Learning from the MidPoint Music Festival

This is a very good article about the nuts and bolts of a music festival. The 9/17/06, Enquirer - MidPoint maestros committed

The MidPoint Music Festival in Cincinnati is five years old. It started "in 2002 with 150 bands playing in 13 venues to 10,000 people, and has grown to this year's total of 17 venues with 21 stages, hosting 280-plus bands playing to an expected 60,000."

It was started by Sean Rhiney and Bill Donabedian, who still run it on a volunteer basis, along with a staff of 13 other year-round volunteers (hundreds volunteer during the festival itself). Both have day jobs. Most of the year, festival planning only takes a few hours a week. For several months leading up to the festival, it becomes a full-time job in addition to their regular work.

Among the points in the article:

1. The festival has been able to run in one area, rather than all over the city, giving them a significant advantage over other music festivals around the country. However, venues disappear, forcing them to find alternatives. "'We've lost a venue or venues every year, so in some respects it's nothing new,' says Donabedian, as Rhiney chimes in to finish his thought ...

"'We've always had contingency plans. We've always had backup venues,' he says.

"'You're dealing with the bar business, which is not the most stable. You just kinda gotta roll with it.'"

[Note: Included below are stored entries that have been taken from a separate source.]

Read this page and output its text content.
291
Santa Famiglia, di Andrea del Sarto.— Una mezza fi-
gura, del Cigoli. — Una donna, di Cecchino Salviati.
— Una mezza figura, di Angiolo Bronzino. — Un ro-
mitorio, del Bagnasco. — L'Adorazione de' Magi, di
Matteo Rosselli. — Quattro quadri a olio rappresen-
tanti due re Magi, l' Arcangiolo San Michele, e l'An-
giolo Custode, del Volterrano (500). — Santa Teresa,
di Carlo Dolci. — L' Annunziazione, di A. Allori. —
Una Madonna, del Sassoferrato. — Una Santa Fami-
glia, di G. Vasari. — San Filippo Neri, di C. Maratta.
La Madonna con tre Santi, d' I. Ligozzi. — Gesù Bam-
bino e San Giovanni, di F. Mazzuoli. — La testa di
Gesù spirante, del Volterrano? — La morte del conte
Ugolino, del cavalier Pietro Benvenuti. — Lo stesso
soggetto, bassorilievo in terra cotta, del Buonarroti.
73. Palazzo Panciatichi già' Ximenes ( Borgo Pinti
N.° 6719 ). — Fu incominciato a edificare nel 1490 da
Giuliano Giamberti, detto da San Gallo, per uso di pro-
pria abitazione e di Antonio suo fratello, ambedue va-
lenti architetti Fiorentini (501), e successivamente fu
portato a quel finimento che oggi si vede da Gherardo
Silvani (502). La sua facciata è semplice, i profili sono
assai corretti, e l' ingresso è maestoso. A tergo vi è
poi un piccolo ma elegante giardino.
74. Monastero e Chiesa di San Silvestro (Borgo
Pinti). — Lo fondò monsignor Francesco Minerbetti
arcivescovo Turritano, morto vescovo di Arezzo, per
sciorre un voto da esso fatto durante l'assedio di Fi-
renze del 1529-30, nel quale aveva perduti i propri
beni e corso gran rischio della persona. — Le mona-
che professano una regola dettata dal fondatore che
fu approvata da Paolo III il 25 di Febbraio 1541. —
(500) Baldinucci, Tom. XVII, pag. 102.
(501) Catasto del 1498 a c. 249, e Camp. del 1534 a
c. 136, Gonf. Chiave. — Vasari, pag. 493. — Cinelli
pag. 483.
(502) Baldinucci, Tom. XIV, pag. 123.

2. The festival does not have a title sponsor because there haven't been offers big enough. It runs on a $100,000 budget with just $25,000 coming from sponsors. The rest comes from ticket sales.

3. The festival stays true to its area. "Brent Grulke, [SXSW's] creative director for music, says he's aware of MidPoint and praises its founders for sticking around past the critical five-year mark.

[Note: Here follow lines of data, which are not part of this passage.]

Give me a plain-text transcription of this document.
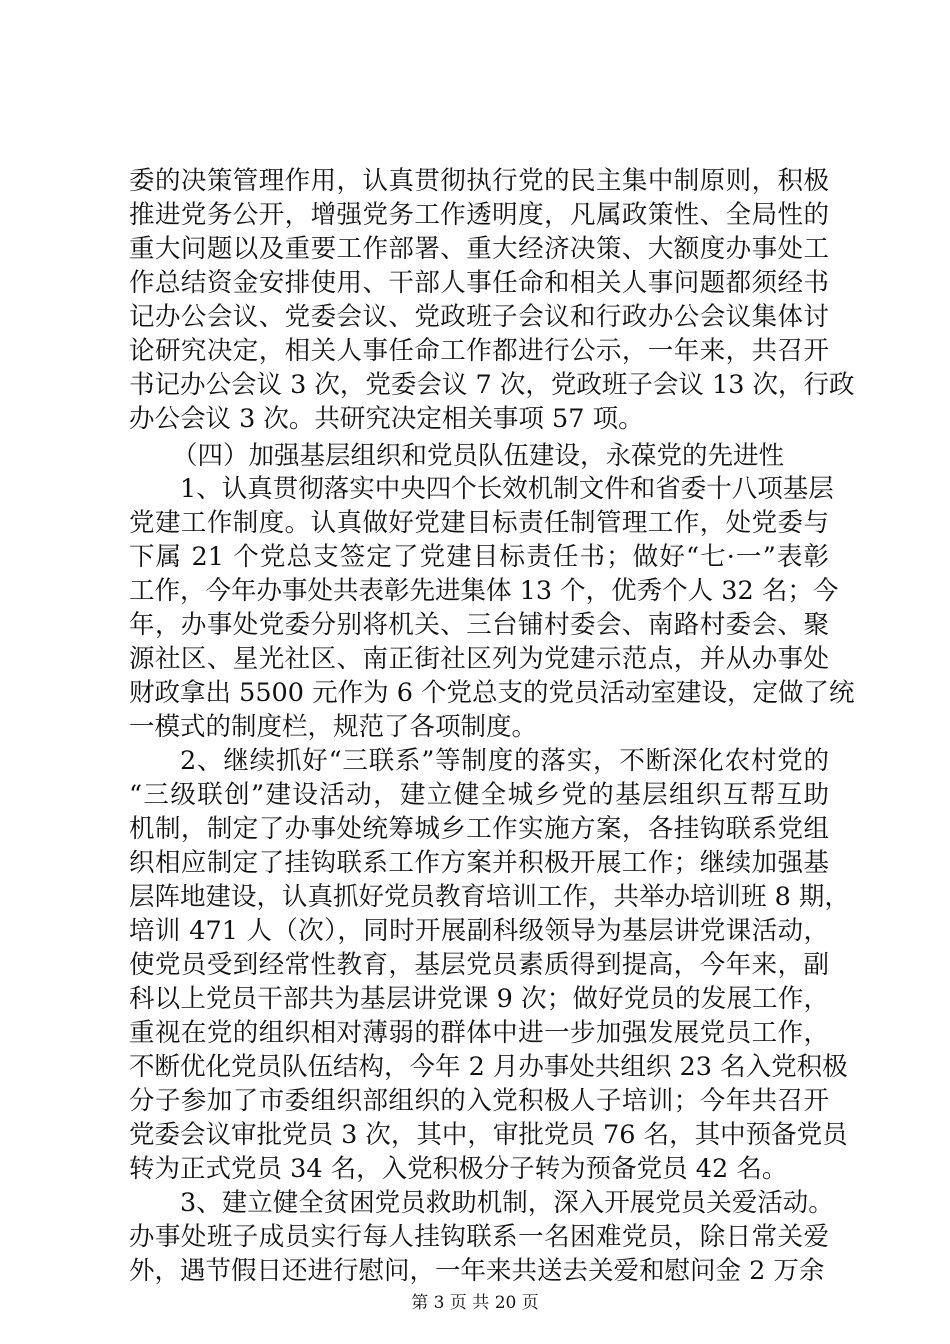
委的决策管理作用，认真贯彻执行党的民主集中制原则，积极
推进党务公开，增强党务工作透明度，凡属政策性、全局性的
重大问题以及重要工作部署、重大经济决策、大额度办事处工
作总结资金安排使用、干部人事任命和相关人事问题都须经书
记办公会议、党委会议、党政班子会议和行政办公会议集体讨
论研究决定，相关人事任命工作都进行公示，一年来，共召开
书记办公会议 3 次，党委会议 7 次，党政班子会议 13 次，行政
办公会议 3 次。共研究决定相关事项 57 项。
（四）加强基层组织和党员队伍建设，永葆党的先进性
1、认真贯彻落实中央四个长效机制文件和省委十八项基层
党建工作制度。认真做好党建目标责任制管理工作，处党委与
下属 21 个党总支签定了党建目标责任书；做好“七·一”表彰
工作，今年办事处共表彰先进集体 13 个，优秀个人 32 名；今
年，办事处党委分别将机关、三台铺村委会、南路村委会、聚
源社区、星光社区、南正街社区列为党建示范点，并从办事处
财政拿出 5500 元作为 6 个党总支的党员活动室建设，定做了统
一模式的制度栏，规范了各项制度。
2、继续抓好“三联系”等制度的落实，不断深化农村党的
“三级联创”建设活动，建立健全城乡党的基层组织互帮互助
机制，制定了办事处统筹城乡工作实施方案，各挂钩联系党组
织相应制定了挂钩联系工作方案并积极开展工作；继续加强基
层阵地建设，认真抓好党员教育培训工作，共举办培训班 8 期，
培训 471 人（次），同时开展副科级领导为基层讲党课活动，
使党员受到经常性教育，基层党员素质得到提高，今年来，副
科以上党员干部共为基层讲党课 9 次；做好党员的发展工作，
重视在党的组织相对薄弱的群体中进一步加强发展党员工作，
不断优化党员队伍结构，今年 2 月办事处共组织 23 名入党积极
分子参加了市委组织部组织的入党积极人子培训；今年共召开
党委会议审批党员 3 次，其中，审批党员 76 名，其中预备党员
转为正式党员 34 名，入党积极分子转为预备党员 42 名。
3、建立健全贫困党员救助机制，深入开展党员关爱活动。
办事处班子成员实行每人挂钩联系一名困难党员，除日常关爱
外，遇节假日还进行慰问，一年来共送去关爱和慰问金 2 万余
第 3 页 共 20 页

"'There are just mountains of festivals, and a lot of people try it because it looks easy, but anybody who actually does it finds out that it's quite difficult.

"'Particularly carving a niche. Every successful event is particular to a specific place and time, and necessitates that people recognize those qualities and promote them."

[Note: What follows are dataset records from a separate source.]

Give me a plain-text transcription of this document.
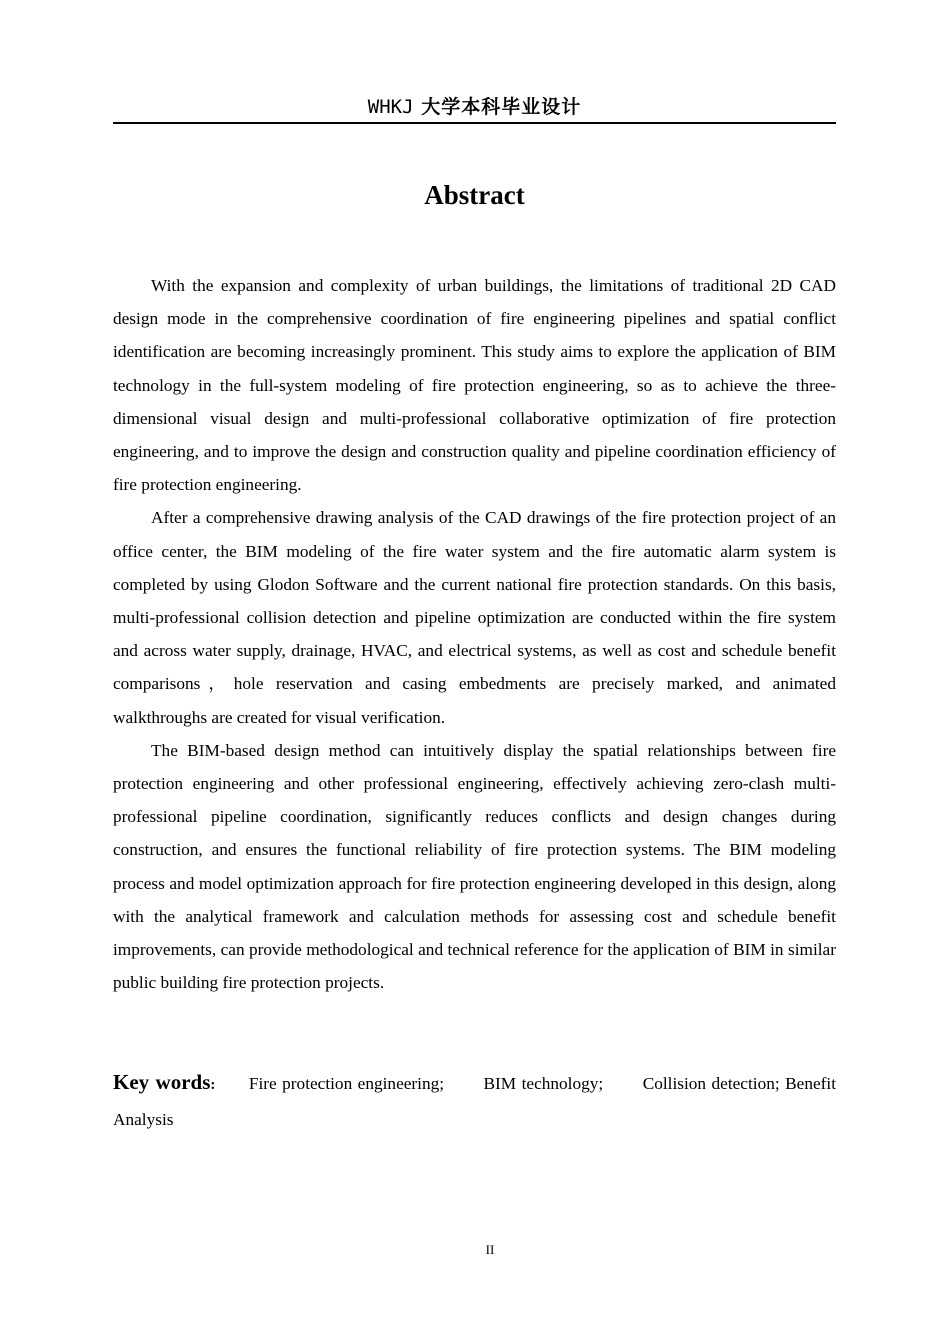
WHKJ 大学本科毕业设计
Abstract

With the expansion and complexity of urban buildings, the limitations of traditional 2D CAD design mode in the comprehensive coordination of fire engineering pipelines and spatial conflict identification are becoming increasingly prominent. This study aims to explore the application of BIM technology in the full-system modeling of fire protection engineering, so as to achieve the three-dimensional visual design and multi-professional collaborative optimization of fire protection engineering, and to improve the design and construction quality and pipeline coordination efficiency of fire protection engineering.

After a comprehensive drawing analysis of the CAD drawings of the fire protection project of an office center, the BIM modeling of the fire water system and the fire automatic alarm system is completed by using Glodon Software and the current national fire protection standards. On this basis, multi-professional collision detection and pipeline optimization are conducted within the fire system and across water supply, drainage, HVAC, and electrical systems, as well as cost and schedule benefit comparisons，hole reservation and casing embedments are precisely marked, and animated walkthroughs are created for visual verification.

The BIM-based design method can intuitively display the spatial relationships between fire protection engineering and other professional engineering, effectively achieving zero-clash multi-professional pipeline coordination, significantly reduces conflicts and design changes during construction, and ensures the functional reliability of fire protection systems. The BIM modeling process and model optimization approach for fire protection engineering developed in this design, along with the analytical framework and calculation methods for assessing cost and schedule benefit improvements, can provide methodological and technical reference for the application of BIM in similar public building fire protection projects.

Key words: Fire protection engineering; BIM technology; Collision detection; Benefit Analysis
II
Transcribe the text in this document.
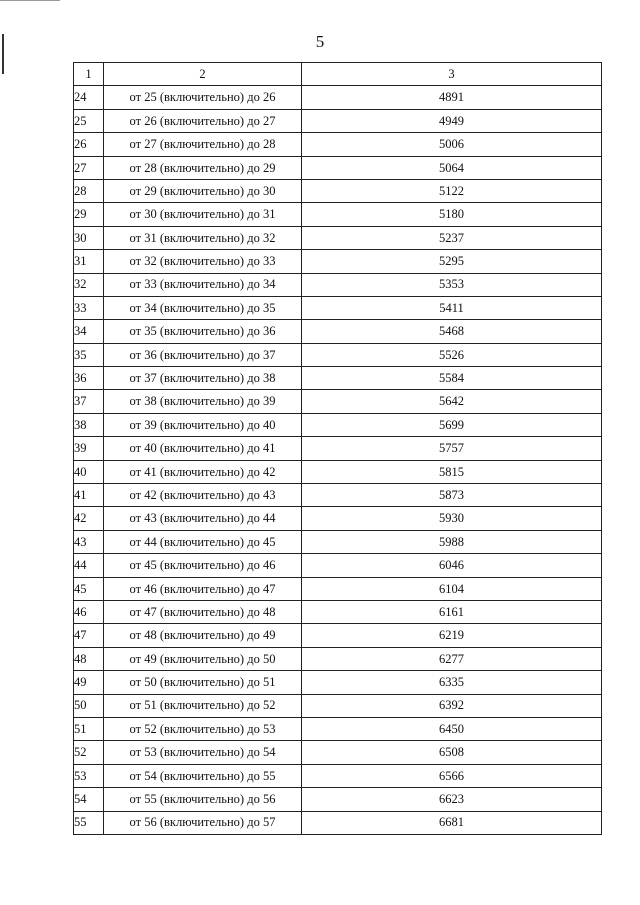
5
1	2	3
24	от 25 (включительно) до 26	4891
25	от 26 (включительно) до 27	4949
26	от 27 (включительно) до 28	5006
27	от 28 (включительно) до 29	5064
28	от 29 (включительно) до 30	5122
29	от 30 (включительно) до 31	5180
30	от 31 (включительно) до 32	5237
31	от 32 (включительно) до 33	5295
32	от 33 (включительно) до 34	5353
33	от 34 (включительно) до 35	5411
34	от 35 (включительно) до 36	5468
35	от 36 (включительно) до 37	5526
36	от 37 (включительно) до 38	5584
37	от 38 (включительно) до 39	5642
38	от 39 (включительно) до 40	5699
39	от 40 (включительно) до 41	5757
40	от 41 (включительно) до 42	5815
41	от 42 (включительно) до 43	5873
42	от 43 (включительно) до 44	5930
43	от 44 (включительно) до 45	5988
44	от 45 (включительно) до 46	6046
45	от 46 (включительно) до 47	6104
46	от 47 (включительно) до 48	6161
47	от 48 (включительно) до 49	6219
48	от 49 (включительно) до 50	6277
49	от 50 (включительно) до 51	6335
50	от 51 (включительно) до 52	6392
51	от 52 (включительно) до 53	6450
52	от 53 (включительно) до 54	6508
53	от 54 (включительно) до 55	6566
54	от 55 (включительно) до 56	6623
55	от 56 (включительно) до 57	6681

"'If people didn't want to come to Cincinnati or Austin, it would be almost impossible to do a festival because you have to depend on a viable local music scene with venues. There's no way to have a successful event that doesn't start with that. It clearly works in Cincinnati because there is a huge number of music fans who will go see talent and are educated, but I can't imagine to whose advantage it would be for SXSW to take over MidPoint.

"'When we do events, we want to run them. And that's the way it should be. They know Cincinnati and we don't.'"

4. They have found ways to keep costs down. "... the organizers increasingly delegate more duties to a back-end system that runs most of its operations, with Web-based applications that automatically deal with everything from musicians' submissions to judging, invitations, scheduling, and this year, creating bio pages for the event's panelists.

"By using existing venues, the pair has been able to circumvent the costs of paying police and EMTs to be on hand during their event, a bite that dealt a financial blow to this year's debut of the Desdemona Festival on the riverfront."